Um comentara que era bonita demais para ficar fazendo cosplay de personagem masculino. Mas o que podia fazer, se desde criança escolhia o Alucard no Castlevania 3?
Voltou ao seu castelo do Drácula: a Deep Web; que podia ser tanto o labirinto do Minotauro – havia quem dissesse que este ficava na Atlântida, que por sua vez seria uma ilha perto de Creta que submergira, vítima de um vulcão – quanto uma fortaleza sombria cheia de vampiros.

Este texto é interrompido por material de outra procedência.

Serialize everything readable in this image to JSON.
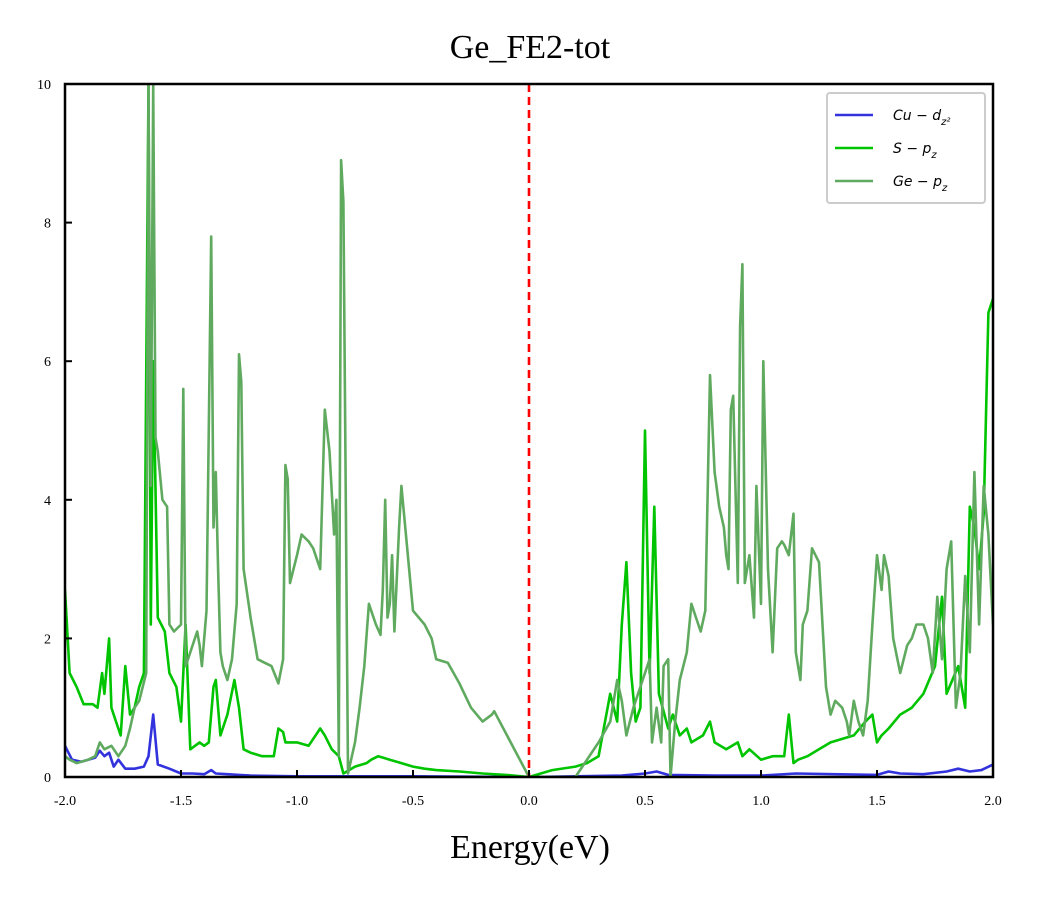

Ainda criança, tinha um verdadeiro fascínio por vampiros, pois eram seres que transcendiam a morte. Via a si mesma na Claudia de Entrevista com o Vampiro. Não se conformara e chorara por dias com o fim da menina sugadora de sangue, incinerada pelo sol nascente. Não era justo que um vampiro acabasse daquele jeito. Era injusto que não pudesse crescer. Por esse lado, Peter Pan também tinha um pouco de vampiro, já que trancafiava um bando de crianças em uma ilha onde ninguém morria, a não ser se mortos por um pirata que talvez fosse a própria morte ou a representação da idade adulta, que se julgava livre, porém lhe faltava uma mão. As obrigações e responsabilidades, os impostos e o trabalho rotineiro eram o crocodilo à espreita para devorar, suprimido sob as águas o potencial da mão perdida, transformada em gancho para ceifar o melhor dos resquícios da infância: a criatividade.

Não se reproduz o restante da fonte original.